For consumers who are keen to try a new rum and Coke serve, Wilkie recommends the Eldorado 5 Year Old or Pampero Aniversario.
“I just think they’re such good, rich, complex rum and Coke drinks,” he explained.
“And they’re much lesser known than the bigger players.”
From a licensee’s point of view the advantage of switching customers to a more expensive premium spirit is an obvious one.
But it’s not just the spirit itself which offers the ‘upsell’ opportunity – there also seems to be interest among drinkers in opting for better quality mixers.

The Tiki thing is huge. People still love their big silly cocktails, frankly. It’s great.

Sutherland said staff at 56 North encourage customers to branch outside of the Cuba Libre rum serve and experiment with different combinations.

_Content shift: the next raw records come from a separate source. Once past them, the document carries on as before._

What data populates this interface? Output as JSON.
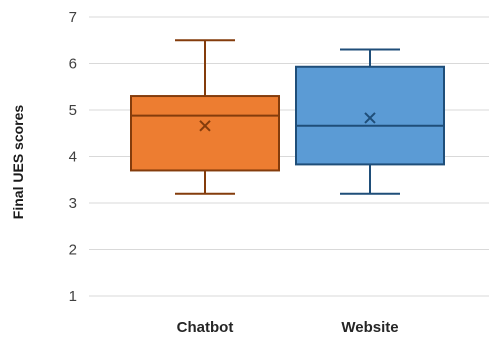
{
  "chart_data": {
    "type": "box",
    "ylabel": "Final UES scores",
    "ylim": [
      1,
      7
    ],
    "yticks": [
      1,
      2,
      3,
      4,
      5,
      6,
      7
    ],
    "grid": true,
    "categories": [
      "Chatbot",
      "Website"
    ],
    "boxes": [
      {
        "name": "Chatbot",
        "min": 3.2,
        "q1": 3.7,
        "median": 4.88,
        "q3": 5.3,
        "max": 6.5,
        "mean": 4.66,
        "fill": "#ED7D31",
        "stroke": "#843C0C"
      },
      {
        "name": "Website",
        "min": 3.2,
        "q1": 3.83,
        "median": 4.66,
        "q3": 5.93,
        "max": 6.3,
        "mean": 4.83,
        "fill": "#5B9BD5",
        "stroke": "#1F4E79"
      }
    ]
  }
}
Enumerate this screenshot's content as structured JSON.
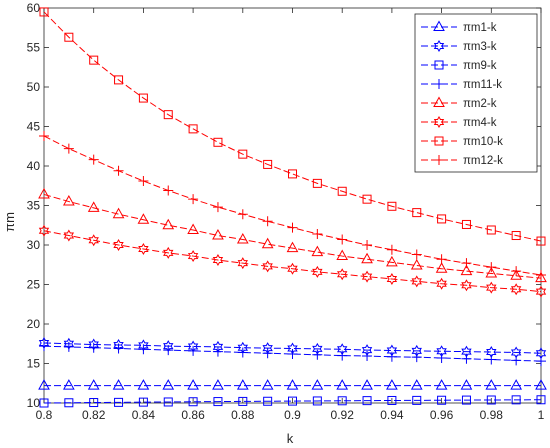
{
  "chart_data": {
    "type": "line",
    "xlabel": "k",
    "ylabel": "πm",
    "xlim": [
      0.8,
      1.0
    ],
    "ylim": [
      10,
      60
    ],
    "grid": false,
    "legend_position": "top-right",
    "x": [
      0.8,
      0.81,
      0.82,
      0.83,
      0.84,
      0.85,
      0.86,
      0.87,
      0.88,
      0.89,
      0.9,
      0.91,
      0.92,
      0.93,
      0.94,
      0.95,
      0.96,
      0.97,
      0.98,
      0.99,
      1.0
    ],
    "xticks": [
      0.8,
      0.82,
      0.84,
      0.86,
      0.88,
      0.9,
      0.92,
      0.94,
      0.96,
      0.98,
      1.0
    ],
    "xtick_labels": [
      "0.8",
      "0.82",
      "0.84",
      "0.86",
      "0.88",
      "0.9",
      "0.92",
      "0.94",
      "0.96",
      "0.98",
      "1"
    ],
    "yticks": [
      10,
      15,
      20,
      25,
      30,
      35,
      40,
      45,
      50,
      55,
      60
    ],
    "ytick_labels": [
      "10",
      "15",
      "20",
      "25",
      "30",
      "35",
      "40",
      "45",
      "50",
      "55",
      "60"
    ],
    "series": [
      {
        "name": "πm1-k",
        "color": "#0000ff",
        "marker": "triangle",
        "values": [
          12.2,
          12.2,
          12.2,
          12.2,
          12.2,
          12.2,
          12.2,
          12.2,
          12.2,
          12.2,
          12.2,
          12.2,
          12.2,
          12.2,
          12.2,
          12.2,
          12.2,
          12.2,
          12.2,
          12.2,
          12.2
        ]
      },
      {
        "name": "πm3-k",
        "color": "#0000ff",
        "marker": "hexagram",
        "values": [
          17.6,
          17.5,
          17.4,
          17.35,
          17.3,
          17.2,
          17.15,
          17.1,
          17.0,
          16.95,
          16.9,
          16.85,
          16.8,
          16.7,
          16.65,
          16.6,
          16.55,
          16.5,
          16.45,
          16.4,
          16.3
        ]
      },
      {
        "name": "πm9-k",
        "color": "#0000ff",
        "marker": "square",
        "values": [
          10.0,
          10.03,
          10.06,
          10.08,
          10.11,
          10.13,
          10.16,
          10.18,
          10.2,
          10.22,
          10.24,
          10.26,
          10.28,
          10.3,
          10.32,
          10.33,
          10.35,
          10.37,
          10.38,
          10.4,
          10.41
        ]
      },
      {
        "name": "πm11-k",
        "color": "#0000ff",
        "marker": "plus",
        "values": [
          17.2,
          17.1,
          17.0,
          16.9,
          16.8,
          16.7,
          16.6,
          16.5,
          16.4,
          16.3,
          16.2,
          16.1,
          16.0,
          15.95,
          15.85,
          15.8,
          15.7,
          15.6,
          15.5,
          15.4,
          15.3
        ]
      },
      {
        "name": "πm2-k",
        "color": "#ff0000",
        "marker": "triangle",
        "values": [
          36.4,
          35.5,
          34.7,
          33.9,
          33.2,
          32.5,
          31.9,
          31.2,
          30.7,
          30.1,
          29.6,
          29.1,
          28.6,
          28.2,
          27.8,
          27.4,
          27.0,
          26.7,
          26.4,
          26.1,
          25.8
        ]
      },
      {
        "name": "πm4-k",
        "color": "#ff0000",
        "marker": "hexagram",
        "values": [
          31.8,
          31.2,
          30.6,
          30.0,
          29.5,
          29.0,
          28.6,
          28.1,
          27.7,
          27.3,
          27.0,
          26.6,
          26.3,
          26.0,
          25.7,
          25.4,
          25.1,
          24.9,
          24.6,
          24.4,
          24.1
        ]
      },
      {
        "name": "πm10-k",
        "color": "#ff0000",
        "marker": "square",
        "values": [
          59.5,
          56.3,
          53.4,
          50.9,
          48.6,
          46.5,
          44.7,
          43.0,
          41.5,
          40.2,
          39.0,
          37.8,
          36.8,
          35.8,
          34.9,
          34.1,
          33.3,
          32.6,
          31.9,
          31.2,
          30.5
        ]
      },
      {
        "name": "πm12-k",
        "color": "#ff0000",
        "marker": "plus",
        "values": [
          43.8,
          42.2,
          40.8,
          39.4,
          38.1,
          36.9,
          35.8,
          34.8,
          33.9,
          33.0,
          32.2,
          31.4,
          30.7,
          30.0,
          29.4,
          28.8,
          28.2,
          27.7,
          27.2,
          26.7,
          26.2
        ]
      }
    ]
  }
}
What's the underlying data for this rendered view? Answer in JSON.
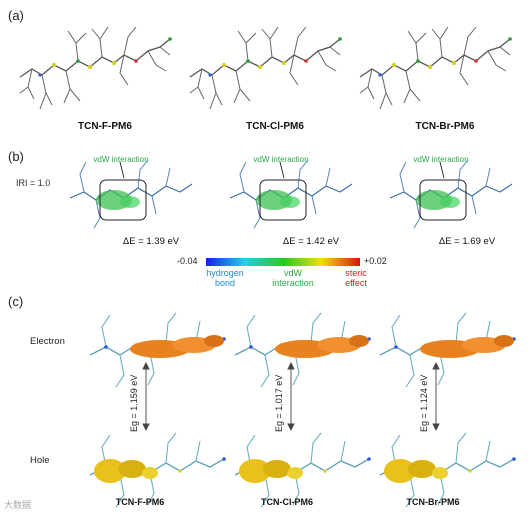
{
  "panels": {
    "a": {
      "label": "(a)",
      "names": [
        "TCN-F-PM6",
        "TCN-Cl-PM6",
        "TCN-Br-PM6"
      ]
    },
    "b": {
      "label": "(b)",
      "iri": "IRI = 1.0",
      "callout": "vdW interaction",
      "energies": [
        "ΔE = 1.39 eV",
        "ΔE = 1.42 eV",
        "ΔE = 1.69 eV"
      ],
      "scale": {
        "min": "-0.04",
        "max": "+0.02",
        "labels": [
          "hydrogen bond",
          "vdW interaction",
          "steric effect"
        ],
        "colors": [
          "#1a1aff",
          "#19d4e6",
          "#22cc22",
          "#f0e000",
          "#e01010"
        ]
      }
    },
    "c": {
      "label": "(c)",
      "rows": [
        "Electron",
        "Hole"
      ],
      "gaps": [
        "Eg = 1.159 eV",
        "Eg = 1.017 eV",
        "Eg = 1.124 eV"
      ],
      "names": [
        "TCN-F-PM6",
        "TCN-Cl-PM6",
        "TCN-Br-PM6"
      ],
      "electron_color": "#e8821e",
      "hole_color": "#e8c21a"
    }
  },
  "watermark": "大数据"
}
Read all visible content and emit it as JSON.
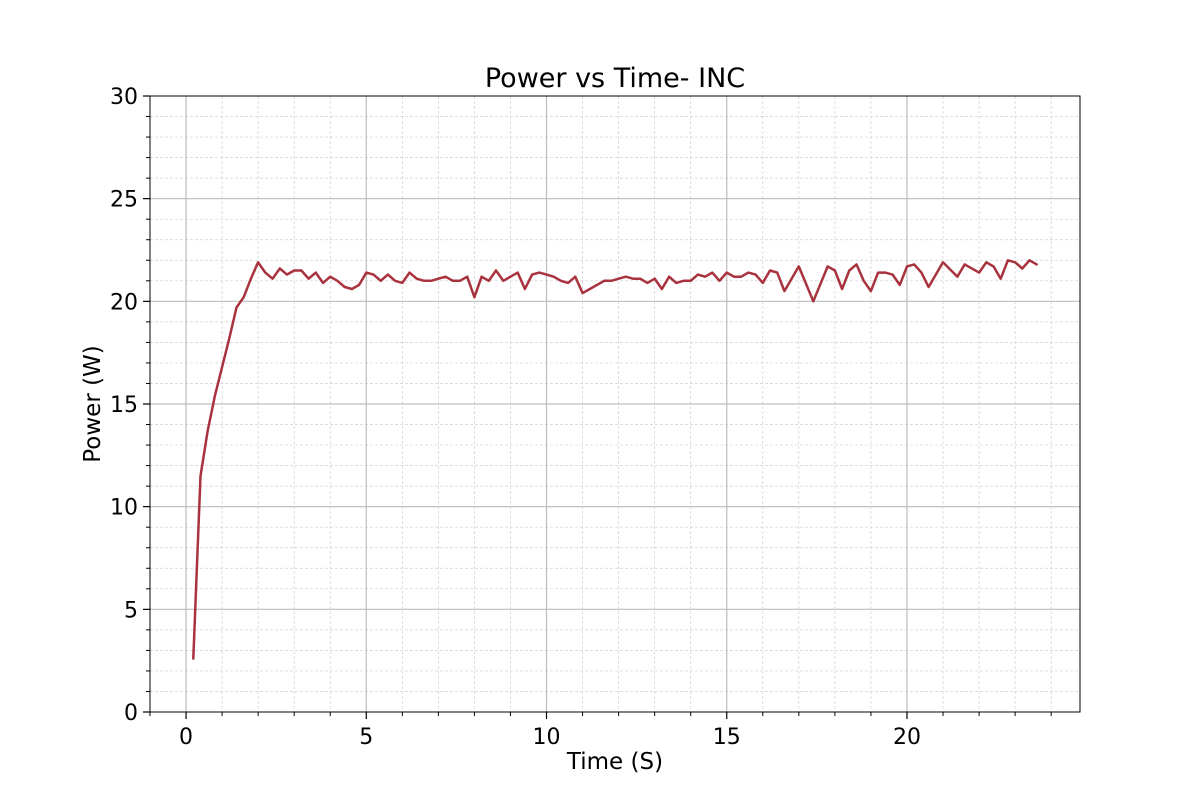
{
  "chart_data": {
    "type": "line",
    "title": "Power vs Time- INC",
    "xlabel": "Time (S)",
    "ylabel": "Power (W)",
    "xlim": [
      -1.0,
      24.8
    ],
    "ylim": [
      0,
      30
    ],
    "xticks": [
      0,
      5,
      10,
      15,
      20
    ],
    "yticks": [
      0,
      5,
      10,
      15,
      20,
      25,
      30
    ],
    "grid": "major and minor",
    "series": [
      {
        "color": "#a8323e",
        "x": [
          0.2,
          0.4,
          0.6,
          0.8,
          1.0,
          1.2,
          1.4,
          1.6,
          1.8,
          2.0,
          2.2,
          2.4,
          2.6,
          2.8,
          3.0,
          3.2,
          3.4,
          3.6,
          3.8,
          4.0,
          4.2,
          4.4,
          4.6,
          4.8,
          5.0,
          5.2,
          5.4,
          5.6,
          5.8,
          6.0,
          6.2,
          6.4,
          6.6,
          6.8,
          7.0,
          7.2,
          7.4,
          7.6,
          7.8,
          8.0,
          8.2,
          8.4,
          8.6,
          8.8,
          9.0,
          9.2,
          9.4,
          9.6,
          9.8,
          10.0,
          10.2,
          10.4,
          10.6,
          10.8,
          11.0,
          11.2,
          11.4,
          11.6,
          11.8,
          12.0,
          12.2,
          12.4,
          12.6,
          12.8,
          13.0,
          13.2,
          13.4,
          13.6,
          13.8,
          14.0,
          14.2,
          14.4,
          14.6,
          14.8,
          15.0,
          15.2,
          15.4,
          15.6,
          15.8,
          16.0,
          16.2,
          16.4,
          16.6,
          17.0,
          17.4,
          17.8,
          18.0,
          18.2,
          18.4,
          18.6,
          18.8,
          19.0,
          19.2,
          19.4,
          19.6,
          19.8,
          20.0,
          20.2,
          20.4,
          20.6,
          21.0,
          21.4,
          21.6,
          22.0,
          22.2,
          22.4,
          22.6,
          22.8,
          23.0,
          23.2,
          23.4,
          23.6
        ],
        "y": [
          2.6,
          11.5,
          13.7,
          15.4,
          16.8,
          18.2,
          19.7,
          20.2,
          21.1,
          21.9,
          21.4,
          21.1,
          21.6,
          21.3,
          21.5,
          21.5,
          21.1,
          21.4,
          20.9,
          21.2,
          21.0,
          20.7,
          20.6,
          20.8,
          21.4,
          21.3,
          21.0,
          21.3,
          21.0,
          20.9,
          21.4,
          21.1,
          21.0,
          21.0,
          21.1,
          21.2,
          21.0,
          21.0,
          21.2,
          20.2,
          21.2,
          21.0,
          21.5,
          21.0,
          21.2,
          21.4,
          20.6,
          21.3,
          21.4,
          21.3,
          21.2,
          21.0,
          20.9,
          21.2,
          20.4,
          20.6,
          20.8,
          21.0,
          21.0,
          21.1,
          21.2,
          21.1,
          21.1,
          20.9,
          21.1,
          20.6,
          21.2,
          20.9,
          21.0,
          21.0,
          21.3,
          21.2,
          21.4,
          21.0,
          21.4,
          21.2,
          21.2,
          21.4,
          21.3,
          20.9,
          21.5,
          21.4,
          20.5,
          21.7,
          20.0,
          21.7,
          21.5,
          20.6,
          21.5,
          21.8,
          21.0,
          20.5,
          21.4,
          21.4,
          21.3,
          20.8,
          21.7,
          21.8,
          21.4,
          20.7,
          21.9,
          21.2,
          21.8,
          21.4,
          21.9,
          21.7,
          21.1,
          22.0,
          21.9,
          21.6,
          22.0,
          21.8
        ]
      }
    ]
  }
}
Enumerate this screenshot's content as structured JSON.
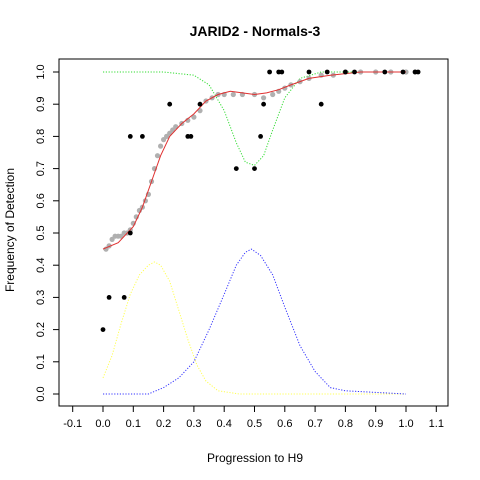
{
  "chart_data": {
    "type": "scatter",
    "title": "JARID2 - Normals-3",
    "xlabel": "Progression to H9",
    "ylabel": "Frequency of Detection",
    "xlim": [
      -0.15,
      1.15
    ],
    "ylim": [
      -0.04,
      1.04
    ],
    "x_ticks": [
      "-0.1",
      "0.0",
      "0.1",
      "0.2",
      "0.3",
      "0.4",
      "0.5",
      "0.6",
      "0.7",
      "0.8",
      "0.9",
      "1.0",
      "1.1"
    ],
    "y_ticks": [
      "0.0",
      "0.1",
      "0.2",
      "0.3",
      "0.4",
      "0.5",
      "0.6",
      "0.7",
      "0.8",
      "0.9",
      "1.0"
    ],
    "grid": false,
    "colors": {
      "observed_points": "#000000",
      "smoothed_points": "#b0b0b0",
      "fit_line": "#e03030",
      "green_curve": "#33dd33",
      "yellow_curve": "#ffff55",
      "blue_curve": "#3333ff"
    },
    "series": [
      {
        "style": "black points",
        "points": [
          [
            0.0,
            0.2
          ],
          [
            0.02,
            0.3
          ],
          [
            0.07,
            0.3
          ],
          [
            0.09,
            0.8
          ],
          [
            0.13,
            0.8
          ],
          [
            0.22,
            0.9
          ],
          [
            0.28,
            0.8
          ],
          [
            0.29,
            0.8
          ],
          [
            0.32,
            0.9
          ],
          [
            0.44,
            0.7
          ],
          [
            0.5,
            0.7
          ],
          [
            0.52,
            0.8
          ],
          [
            0.53,
            0.9
          ],
          [
            0.55,
            1.0
          ],
          [
            0.58,
            1.0
          ],
          [
            0.59,
            1.0
          ],
          [
            0.68,
            1.0
          ],
          [
            0.72,
            0.9
          ],
          [
            0.74,
            1.0
          ],
          [
            0.8,
            1.0
          ],
          [
            0.83,
            1.0
          ],
          [
            0.93,
            1.0
          ],
          [
            0.99,
            1.0
          ],
          [
            1.03,
            1.0
          ],
          [
            1.04,
            1.0
          ],
          [
            0.09,
            0.5
          ]
        ]
      },
      {
        "style": "grey points",
        "points": [
          [
            0.01,
            0.45
          ],
          [
            0.02,
            0.46
          ],
          [
            0.03,
            0.48
          ],
          [
            0.04,
            0.49
          ],
          [
            0.05,
            0.49
          ],
          [
            0.06,
            0.49
          ],
          [
            0.07,
            0.5
          ],
          [
            0.08,
            0.5
          ],
          [
            0.09,
            0.51
          ],
          [
            0.1,
            0.53
          ],
          [
            0.11,
            0.55
          ],
          [
            0.12,
            0.57
          ],
          [
            0.13,
            0.58
          ],
          [
            0.14,
            0.6
          ],
          [
            0.15,
            0.62
          ],
          [
            0.16,
            0.66
          ],
          [
            0.17,
            0.7
          ],
          [
            0.18,
            0.74
          ],
          [
            0.19,
            0.77
          ],
          [
            0.2,
            0.79
          ],
          [
            0.21,
            0.8
          ],
          [
            0.22,
            0.81
          ],
          [
            0.23,
            0.82
          ],
          [
            0.24,
            0.83
          ],
          [
            0.26,
            0.84
          ],
          [
            0.28,
            0.85
          ],
          [
            0.3,
            0.86
          ],
          [
            0.32,
            0.88
          ],
          [
            0.34,
            0.91
          ],
          [
            0.36,
            0.92
          ],
          [
            0.38,
            0.93
          ],
          [
            0.4,
            0.93
          ],
          [
            0.43,
            0.93
          ],
          [
            0.46,
            0.93
          ],
          [
            0.5,
            0.93
          ],
          [
            0.53,
            0.92
          ],
          [
            0.56,
            0.93
          ],
          [
            0.58,
            0.94
          ],
          [
            0.6,
            0.95
          ],
          [
            0.62,
            0.96
          ],
          [
            0.65,
            0.97
          ],
          [
            0.68,
            0.98
          ],
          [
            0.72,
            0.99
          ],
          [
            0.76,
            0.99
          ],
          [
            0.8,
            1.0
          ],
          [
            0.85,
            1.0
          ],
          [
            0.9,
            1.0
          ],
          [
            0.95,
            1.0
          ],
          [
            1.0,
            1.0
          ],
          [
            1.03,
            1.0
          ]
        ]
      },
      {
        "style": "red line",
        "points": [
          [
            0.0,
            0.45
          ],
          [
            0.05,
            0.47
          ],
          [
            0.1,
            0.52
          ],
          [
            0.13,
            0.58
          ],
          [
            0.16,
            0.66
          ],
          [
            0.19,
            0.74
          ],
          [
            0.22,
            0.8
          ],
          [
            0.26,
            0.84
          ],
          [
            0.3,
            0.87
          ],
          [
            0.34,
            0.91
          ],
          [
            0.38,
            0.93
          ],
          [
            0.42,
            0.94
          ],
          [
            0.46,
            0.935
          ],
          [
            0.5,
            0.93
          ],
          [
            0.54,
            0.935
          ],
          [
            0.58,
            0.945
          ],
          [
            0.62,
            0.96
          ],
          [
            0.68,
            0.98
          ],
          [
            0.75,
            0.99
          ],
          [
            0.85,
            1.0
          ],
          [
            1.0,
            1.0
          ]
        ]
      },
      {
        "style": "green dotted",
        "points": [
          [
            0.0,
            1.0
          ],
          [
            0.2,
            1.0
          ],
          [
            0.3,
            0.99
          ],
          [
            0.35,
            0.96
          ],
          [
            0.4,
            0.88
          ],
          [
            0.44,
            0.78
          ],
          [
            0.47,
            0.72
          ],
          [
            0.5,
            0.71
          ],
          [
            0.53,
            0.74
          ],
          [
            0.56,
            0.82
          ],
          [
            0.6,
            0.92
          ],
          [
            0.65,
            0.98
          ],
          [
            0.72,
            1.0
          ],
          [
            1.0,
            1.0
          ]
        ]
      },
      {
        "style": "yellow dotted",
        "points": [
          [
            0.0,
            0.05
          ],
          [
            0.03,
            0.12
          ],
          [
            0.06,
            0.22
          ],
          [
            0.09,
            0.31
          ],
          [
            0.12,
            0.37
          ],
          [
            0.15,
            0.4
          ],
          [
            0.17,
            0.41
          ],
          [
            0.19,
            0.4
          ],
          [
            0.22,
            0.35
          ],
          [
            0.25,
            0.26
          ],
          [
            0.28,
            0.17
          ],
          [
            0.31,
            0.09
          ],
          [
            0.34,
            0.04
          ],
          [
            0.38,
            0.01
          ],
          [
            0.45,
            0.0
          ],
          [
            1.0,
            0.0
          ]
        ]
      },
      {
        "style": "blue dotted",
        "points": [
          [
            0.0,
            0.0
          ],
          [
            0.15,
            0.0
          ],
          [
            0.2,
            0.02
          ],
          [
            0.25,
            0.05
          ],
          [
            0.3,
            0.1
          ],
          [
            0.35,
            0.2
          ],
          [
            0.4,
            0.31
          ],
          [
            0.44,
            0.4
          ],
          [
            0.47,
            0.44
          ],
          [
            0.49,
            0.45
          ],
          [
            0.52,
            0.43
          ],
          [
            0.56,
            0.37
          ],
          [
            0.6,
            0.27
          ],
          [
            0.65,
            0.15
          ],
          [
            0.7,
            0.07
          ],
          [
            0.75,
            0.02
          ],
          [
            0.8,
            0.01
          ],
          [
            1.0,
            0.0
          ]
        ]
      }
    ]
  }
}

“From a customer point of view, it’s trying a different product, served differently, with something that might taste completely alien to them but that they might like,” he explained.
“From our point of view it’s also an upsell, because you’re selling baby mixers, bottles of ginger beer or whatever it may be so there’s more margin in it for us.”
With more products and serves emerging on an almost monthly basis, it seems the rum category is determined to keep consumers hooked.